A unified model for obtaining stress-strain relationship under spherical indenter loading and test application

• Published in: Applied mathematics and mechanics Vol. 46; no. 8; pp. 1591 - 1608
• Main Authors: Wang, Haomin, Cai, Lixun, Xiao, Huairong
• Format: Journal Article
• Language: English
• Published: Berlin/Heidelberg Springer Berlin Heidelberg 01.08.2025; Springer Nature B.V
• Edition: English ed.
• Subjects: Applications of Mathematics; Classical Mechanics; Constitutive relationships; Equivalence principle; Fluid- and Aerodynamics; Goodness of fit; Hardness tests; Indenters; Mathematical Modeling and Industrial Mathematics; Mathematics; Mathematics and Statistics; Partial Differential Equations; Stress-strain curves; Stress-strain relationships; Tensile strength; Tensile tests; test method; steel material; O346; TG115.5; spherical indentation; Hollomon law; 74-05; energy density equivalence
• ISSN: 0253-4827; 1573-2754
• DOI: 10.1007/s10483-025-3283-6

A dimensionless load-displacement model based on the energy-density equivalence principle is proposed to obtain the stress-strain relationships of metallic materials under monotonic indentations with various diameters of spherical indenters.
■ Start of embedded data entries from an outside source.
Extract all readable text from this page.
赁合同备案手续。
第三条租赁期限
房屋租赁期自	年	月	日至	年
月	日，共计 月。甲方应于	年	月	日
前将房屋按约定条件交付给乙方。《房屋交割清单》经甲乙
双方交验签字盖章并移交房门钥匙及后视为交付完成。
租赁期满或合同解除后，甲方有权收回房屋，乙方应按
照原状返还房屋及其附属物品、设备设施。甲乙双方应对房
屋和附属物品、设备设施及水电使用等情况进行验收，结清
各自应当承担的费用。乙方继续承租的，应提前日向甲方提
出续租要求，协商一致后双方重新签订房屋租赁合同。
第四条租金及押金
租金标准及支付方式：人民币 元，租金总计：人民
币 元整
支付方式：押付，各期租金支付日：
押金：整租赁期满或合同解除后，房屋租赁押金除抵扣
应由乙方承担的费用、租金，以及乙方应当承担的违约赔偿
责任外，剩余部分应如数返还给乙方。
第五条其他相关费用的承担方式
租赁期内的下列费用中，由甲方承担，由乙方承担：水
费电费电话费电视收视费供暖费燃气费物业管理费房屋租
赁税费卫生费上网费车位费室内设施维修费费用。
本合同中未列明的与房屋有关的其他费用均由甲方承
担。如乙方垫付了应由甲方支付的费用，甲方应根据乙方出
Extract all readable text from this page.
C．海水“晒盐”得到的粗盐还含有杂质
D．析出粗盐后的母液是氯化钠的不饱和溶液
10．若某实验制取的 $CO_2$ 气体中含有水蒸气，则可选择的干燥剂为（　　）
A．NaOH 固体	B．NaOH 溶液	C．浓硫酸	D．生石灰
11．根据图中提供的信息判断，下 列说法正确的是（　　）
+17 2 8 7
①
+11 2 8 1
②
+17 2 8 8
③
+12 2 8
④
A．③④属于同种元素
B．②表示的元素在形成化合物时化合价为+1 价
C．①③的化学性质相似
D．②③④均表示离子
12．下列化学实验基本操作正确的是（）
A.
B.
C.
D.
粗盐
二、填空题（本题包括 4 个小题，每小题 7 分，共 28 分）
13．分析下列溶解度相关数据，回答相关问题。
Finite element simulations are carried out to verify the constitutive relations from the new model, involving indentations made with various spherical indenters. For each indenter, some quasi-static spherical indentation tests are conducted on the materials with 40 preset constitutive relationships. The results indicate that the stress-strain curves predicted by the model align with the preset curves under 200 loading conditions. Moreover, the goodness-of-fit between the predicted stress-strain curves and the preset curves exceeds 0.96 for all indenters and materials. In the end, the indentation tests are conducted by the spherical indenters with the diameters of 1.587 mm for fifteen metallic materials and 1 mm for eight metallic materials. The results show that the stress-strain curves obtained by the spherical indentation based on the new model closely match those obtained from the uniaxial tensile tests. The relative errors for both the proof strength at 0.2% plastic extension and the tensile strength are below 5%.